Neppure Guido l’avrebbe voluto: un funerale con tutti i crismi, autorità comprese. E così e’stato: un funerale stile “New Orleans”, a detta di alcuni, gli amici piu’ cari che l’hanno conosciuto autenticamente, in profondità, e salutato nella sua dipartita, accompagnandosi “a braccetto”, per la strada, come sarebbe piaciuto a lui, estraneo alla cultura marxista della sua generazione ma rivoluzionario e sovversivo, da sempre. Un corteo di “irregolari” al susseguirsi di un canto, ora di una declamazione dei poetici versi, tanto amati.
E’ morto, ma non si e’ spento, circa un mese fa: Guido Ceronetti, il 13 settembre 2018, nella sua casa di Cetona in Valdichiana, un piccolo borgo toscano, alla venerabile età di 91 anni.
Nato ad Andezeno in provincia di Torino, classe 1927. Forse non sarebbe potuto nascere altrove, se non, negli anfratti di quella società militare e positivista “piemontese”, come ricorda in un’intervista Ernesto Ferrero, per molti anni direttore del Salone Internazionale del Libro di Torino, che l’aveva conosciuto la prima volta, all’inizio degli anni 60 aggirarsi nei corridoi dell’Einaudi.
Fu proprio Giulio Einaudi, editore della nota casa editrice, uno dei primi, a riconoscere la sua ottima padronanza del francese, tedesco, latino, greco ed ebraico, e ad accoglierlo come poeta, Eternamente avvolto, nei suoi soliti, sdruciti impermeabili, basco sulla ventitré, borsa a tracolla da cui estraeva come da un cappello magico le sue inseparabili tisane, Fisiognomica artaudiana: naso corvino, capelli spiritati “r” slittante, voce stridula.
L’eclettico Guido Ceronetti : poeta, filosofo, epistolografo, aforista romanziere, disegnatore, saggista, traduttore un poco “irriverente, sia dal latino (Marziale, Catullo, Giovenale, Orazio) sia dall’antico ebraico (Salmi, Qohelet, Cantico dei cantici Libro di Giove e di Isaia). Inoltre: marionettista, attore di strada e di teatro, giornalista un poco per necessità del vivere. Pressoché ventenne aveva cominciato le sue un poco impertinenti collaborazioni con vari giornali: la Stampa nel 1972, e poi Repubblica, il Corriere della Sera.

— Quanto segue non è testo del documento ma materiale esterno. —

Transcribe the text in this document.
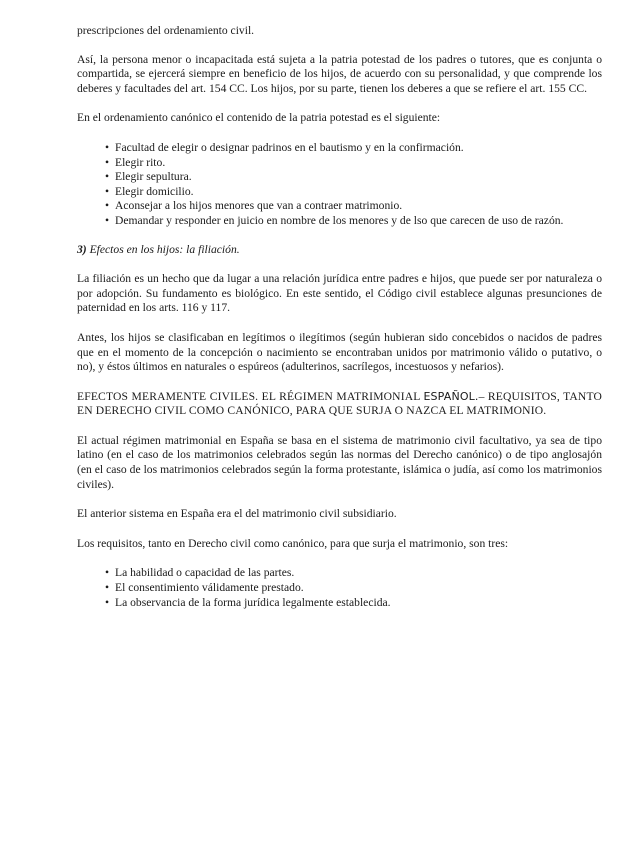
prescripciones del ordenamiento civil.

Así, la persona menor o incapacitada está sujeta a la patria potestad de los padres o tutores, que es conjunta o compartida, se ejercerá siempre en beneficio de los hijos, de acuerdo con su personalidad, y que comprende los deberes y facultades del art. 154 CC. Los hijos, por su parte, tienen los deberes a que se refiere el art. 155 CC.

En el ordenamiento canónico el contenido de la patria potestad es el siguiente:

• Facultad de elegir o designar padrinos en el bautismo y en la confirmación.
• Elegir rito.
• Elegir sepultura.
• Elegir domicilio.
• Aconsejar a los hijos menores que van a contraer matrimonio.
• Demandar y responder en juicio en nombre de los menores y de lso que carecen de uso de razón.

3) Efectos en los hijos: la filiación.

La filiación es un hecho que da lugar a una relación jurídica entre padres e hijos, que puede ser por naturaleza o por adopción. Su fundamento es biológico. En este sentido, el Código civil establece algunas presunciones de paternidad en los arts. 116 y 117.

Antes, los hijos se clasificaban en legítimos o ilegítimos (según hubieran sido concebidos o nacidos de padres que en el momento de la concepción o nacimiento se encontraban unidos por matrimonio válido o putativo, o no), y éstos últimos en naturales o espúreos (adulterinos, sacrílegos, incestuosos y nefarios).

EFECTOS MERAMENTE CIVILES. EL RÉGIMEN MATRIMONIAL ESPAÑOL.– REQUISITOS, TANTO EN DERECHO CIVIL COMO CANÓNICO, PARA QUE SURJA O NAZCA EL MATRIMONIO.

El actual régimen matrimonial en España se basa en el sistema de matrimonio civil facultativo, ya sea de tipo latino (en el caso de los matrimonios celebrados según las normas del Derecho canónico) o de tipo anglosajón (en el caso de los matrimonios celebrados según la forma protestante, islámica o judía, así como los matrimonios civiles).

El anterior sistema en España era el del matrimonio civil subsidiario.

Los requisitos, tanto en Derecho civil como canónico, para que surja el matrimonio, son tres:

• La habilidad o capacidad de las partes.
• El consentimiento válidamente prestado.
• La observancia de la forma jurídica legalmente establecida.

Fondatore nel 1970 ad Albano Laziale insieme alla moglie Erica Tedeschi, da cui si separò successivamente, pur non divorziando mai, e con la quale diede vita a: “Il teatro dei Sensibili”, esordendo prima nel tinello di casa e poi su di un vero palcoscenico. Un teatro fatto di marionette ed ombre cinesi. Eccentrico a tal punto da rifiutare la richiesta di Federico Fellini, dopo aver visto lo spettacolo, di cinematografare: le sue marionette “viventi”.

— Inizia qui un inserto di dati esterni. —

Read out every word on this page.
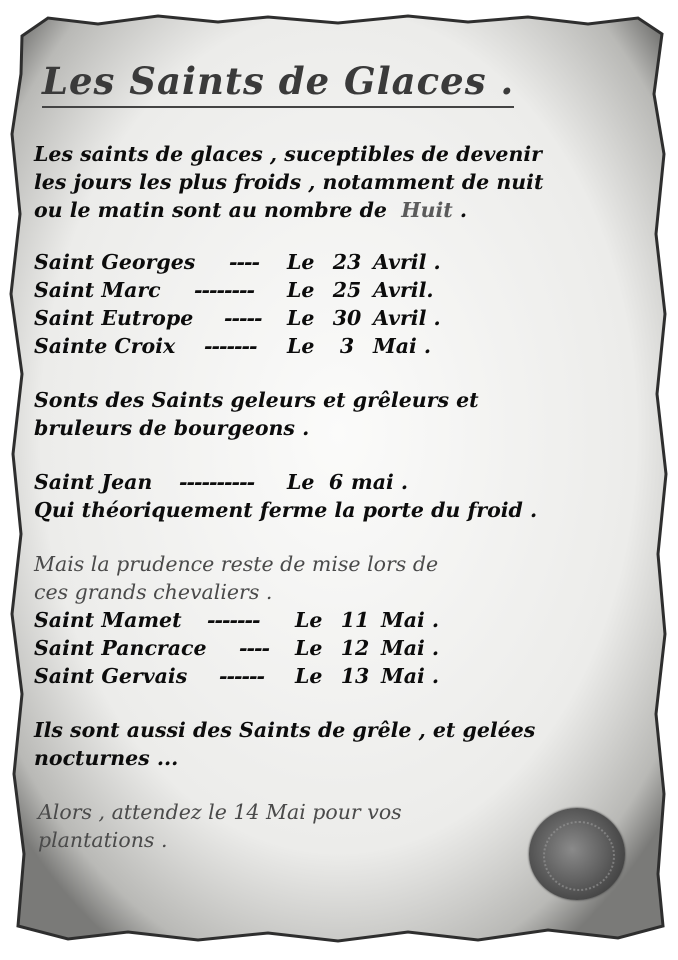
Les Saints de Glaces .

Les saints de glaces , suceptibles de devenir

les jours les plus froids , notamment de nuit

ou le matin sont au nombre de Huit .

Saint Georges	----	Le 23 Avril .
Saint Marc	--------	Le 25 Avril.
Saint Eutrope	-----	Le 30 Avril .
Sainte Croix	-------	Le	3 Mai .

Sonts des Saints geleurs et grêleurs et

bruleurs de bourgeons .

Saint Jean	----------	Le 6 mai .

Qui théoriquement ferme la porte du froid .

Mais la prudence reste de mise lors de

ces grands chevaliers .

Saint Mamet	-------	Le 11 Mai .
Saint Pancrace	----	Le 12 Mai .
Saint Gervais	------	Le 13 Mai .

Ils sont aussi des Saints de grêle , et gelées

nocturnes ...

Alors , attendez le 14 Mai pour vos

plantations .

Inequivocabile la risposta del maestro ed il motivo del diniego: “Federico! La telecamera ruba l’Anima” E lui di anima traboccante, ne possedeva davvero tanta: autentica, originale. Estranea ad ogni allineamento ideologico ed indifferente ai giudizi del comune senso politico-civile. “Non e’ mai stato necessario conoscere prima l’autore, ma l’uomo, per godere e lasciarsi stupire dai pensieri ceronettiani, da certi suoi aforismi arguti, ficcanti, come piccole pietre lapidarie, che lasciano il segno. Un segno buono: quando riesci a “scandalizzare” destabilizzando ogni ideologia, hai già fatto molto, spargendo i semi di un sempre piu’inattuale pensiero critico.
Al “maestro” probabilmente sarebbe piaciuta questa considerazione. Ci mancherà. Meglio ricordarlo cosi: solitario, sapienziale barbagianni, rapaci da lui molto amati, a cui dedicò numerosi aforismi ed in cui probabilmente si riconosceva. Appollaiato su di un ramo. Esploratore arguto dell’umano, nell’osservare e non solo, il molteplice apparente, di un’artefatta cultura attuale, sempre piu’ “piccola” che a differenza di lui, non resterà così, impressa.